Un matériel de levage permet de soulever et de déplacer des charges. On peut segmenter ce type d’équipement en deux catégories selon l’arrêté du 1er mars 2004.
Les appareils de levage comprennent les machines. Elles peuvent être motorisées ou actionnées manuellement. Elles ont pour fonction de déplacer des marchandises, du matériel ou des personnes.
Un ou plusieurs opérateurs sont nécessaires pour piloter. Ils contrôlent les mouvements à l’aide d’organes de commande. L’appareil assure un changement de niveau significatif de la charge pendant son déplacement.

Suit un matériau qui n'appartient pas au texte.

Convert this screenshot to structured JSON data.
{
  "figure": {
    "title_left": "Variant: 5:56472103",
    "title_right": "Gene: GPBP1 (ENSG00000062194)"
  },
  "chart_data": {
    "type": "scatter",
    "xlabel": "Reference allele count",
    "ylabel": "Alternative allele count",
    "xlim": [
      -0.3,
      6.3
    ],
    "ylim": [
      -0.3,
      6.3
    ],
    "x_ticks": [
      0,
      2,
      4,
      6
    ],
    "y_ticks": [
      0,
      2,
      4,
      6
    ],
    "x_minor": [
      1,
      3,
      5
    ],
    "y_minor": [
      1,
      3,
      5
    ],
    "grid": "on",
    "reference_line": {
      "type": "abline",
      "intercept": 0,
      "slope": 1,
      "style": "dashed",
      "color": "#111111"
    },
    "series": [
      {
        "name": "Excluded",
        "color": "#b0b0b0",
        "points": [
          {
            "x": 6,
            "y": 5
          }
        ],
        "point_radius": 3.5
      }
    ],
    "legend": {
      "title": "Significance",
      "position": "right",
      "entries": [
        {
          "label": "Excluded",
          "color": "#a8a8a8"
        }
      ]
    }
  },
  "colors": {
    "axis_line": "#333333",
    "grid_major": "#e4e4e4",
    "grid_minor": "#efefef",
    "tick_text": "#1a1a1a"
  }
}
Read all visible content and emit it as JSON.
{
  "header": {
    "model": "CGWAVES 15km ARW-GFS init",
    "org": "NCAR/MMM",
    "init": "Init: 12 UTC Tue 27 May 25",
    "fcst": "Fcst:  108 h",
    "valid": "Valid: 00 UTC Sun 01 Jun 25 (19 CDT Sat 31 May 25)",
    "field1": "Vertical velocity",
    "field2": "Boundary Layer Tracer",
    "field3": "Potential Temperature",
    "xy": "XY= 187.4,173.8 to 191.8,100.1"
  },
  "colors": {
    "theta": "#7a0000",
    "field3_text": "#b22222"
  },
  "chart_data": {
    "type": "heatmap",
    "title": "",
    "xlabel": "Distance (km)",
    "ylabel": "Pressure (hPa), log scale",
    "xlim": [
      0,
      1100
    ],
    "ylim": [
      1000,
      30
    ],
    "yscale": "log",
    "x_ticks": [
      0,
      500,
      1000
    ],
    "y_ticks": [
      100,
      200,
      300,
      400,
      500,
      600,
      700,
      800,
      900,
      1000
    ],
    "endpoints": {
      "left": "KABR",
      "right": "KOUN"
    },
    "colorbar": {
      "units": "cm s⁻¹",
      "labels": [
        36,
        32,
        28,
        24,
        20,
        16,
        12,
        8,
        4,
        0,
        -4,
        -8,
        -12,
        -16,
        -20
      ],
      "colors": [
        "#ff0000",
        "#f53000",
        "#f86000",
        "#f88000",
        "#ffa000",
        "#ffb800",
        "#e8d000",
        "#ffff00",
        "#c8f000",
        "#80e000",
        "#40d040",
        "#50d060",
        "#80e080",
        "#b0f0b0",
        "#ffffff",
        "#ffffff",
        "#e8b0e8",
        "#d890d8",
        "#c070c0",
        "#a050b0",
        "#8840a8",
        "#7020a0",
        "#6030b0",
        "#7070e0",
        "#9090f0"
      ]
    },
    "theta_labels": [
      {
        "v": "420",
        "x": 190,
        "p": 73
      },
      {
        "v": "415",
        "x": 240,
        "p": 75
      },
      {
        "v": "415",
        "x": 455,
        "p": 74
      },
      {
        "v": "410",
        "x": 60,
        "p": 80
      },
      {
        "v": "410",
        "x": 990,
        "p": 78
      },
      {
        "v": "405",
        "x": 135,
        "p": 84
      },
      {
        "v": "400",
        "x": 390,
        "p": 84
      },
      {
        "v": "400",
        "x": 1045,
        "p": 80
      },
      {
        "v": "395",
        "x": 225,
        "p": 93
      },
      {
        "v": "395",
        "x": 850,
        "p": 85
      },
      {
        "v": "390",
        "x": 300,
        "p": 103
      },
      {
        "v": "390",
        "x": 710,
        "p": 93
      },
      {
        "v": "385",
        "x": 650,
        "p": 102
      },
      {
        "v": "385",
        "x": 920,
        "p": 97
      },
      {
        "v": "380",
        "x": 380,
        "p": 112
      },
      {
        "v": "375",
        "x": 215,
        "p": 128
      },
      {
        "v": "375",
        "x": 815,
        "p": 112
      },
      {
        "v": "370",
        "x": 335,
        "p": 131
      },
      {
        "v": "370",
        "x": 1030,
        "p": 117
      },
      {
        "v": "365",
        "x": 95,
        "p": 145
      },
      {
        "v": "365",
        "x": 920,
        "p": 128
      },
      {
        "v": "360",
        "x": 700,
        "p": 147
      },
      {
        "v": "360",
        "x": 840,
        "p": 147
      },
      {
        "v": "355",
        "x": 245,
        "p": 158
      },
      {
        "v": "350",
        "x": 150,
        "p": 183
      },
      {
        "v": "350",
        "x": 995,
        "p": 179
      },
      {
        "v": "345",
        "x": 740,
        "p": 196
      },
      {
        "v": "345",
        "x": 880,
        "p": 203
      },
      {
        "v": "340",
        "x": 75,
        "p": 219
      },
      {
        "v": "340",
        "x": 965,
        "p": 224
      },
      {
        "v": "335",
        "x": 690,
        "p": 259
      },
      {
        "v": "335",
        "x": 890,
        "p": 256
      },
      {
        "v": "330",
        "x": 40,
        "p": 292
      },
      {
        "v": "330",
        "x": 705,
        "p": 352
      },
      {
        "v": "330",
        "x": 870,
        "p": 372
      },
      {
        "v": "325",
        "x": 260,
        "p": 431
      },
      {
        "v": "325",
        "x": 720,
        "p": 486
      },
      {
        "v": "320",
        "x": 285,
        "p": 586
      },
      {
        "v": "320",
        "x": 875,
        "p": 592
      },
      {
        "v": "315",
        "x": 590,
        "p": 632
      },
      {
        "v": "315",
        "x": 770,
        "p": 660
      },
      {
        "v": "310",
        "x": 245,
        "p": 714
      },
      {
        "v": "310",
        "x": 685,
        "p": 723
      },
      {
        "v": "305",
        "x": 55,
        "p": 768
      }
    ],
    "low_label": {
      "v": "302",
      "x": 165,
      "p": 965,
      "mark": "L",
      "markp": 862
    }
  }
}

On entend par significatif, un changement de niveau pouvant engendrer des risques en cas de défaillance du support de charge. Si la charge ne s’élève que légèrement du sol, comme avec un transpalette manuel, on ne parlera pas d’un matériel de levage.
Voici quelques exemples d’appareils de levage :
Les accessoires de levage, quant à eux, servent d’intermédiaire entre la machine et la charge. Contrairement aux appareils de levage, ils ne sont pas directement intégrés aux machines ou aux véhicules de manutention.
Ces équipements permettent de saisir, maintenir ou stabiliser les charges pendant leur transport.
On considère comme accessoires de levage les élingues, palonniers, pinces auto-serrantes, aimants, ventouses, clés de levage, etc.
Un équipement en bon état de conservation et de fonctionnement assure la sécurité des opérateurs et la productivité. Une défaillance matérielle peut entraîner des accidents, ralentir la production et engendrer des coûts supplémentaires. Reconnaître les signaux avant-coureurs de l’usure et prendre les mesures adéquates permettent de contrer ces freins.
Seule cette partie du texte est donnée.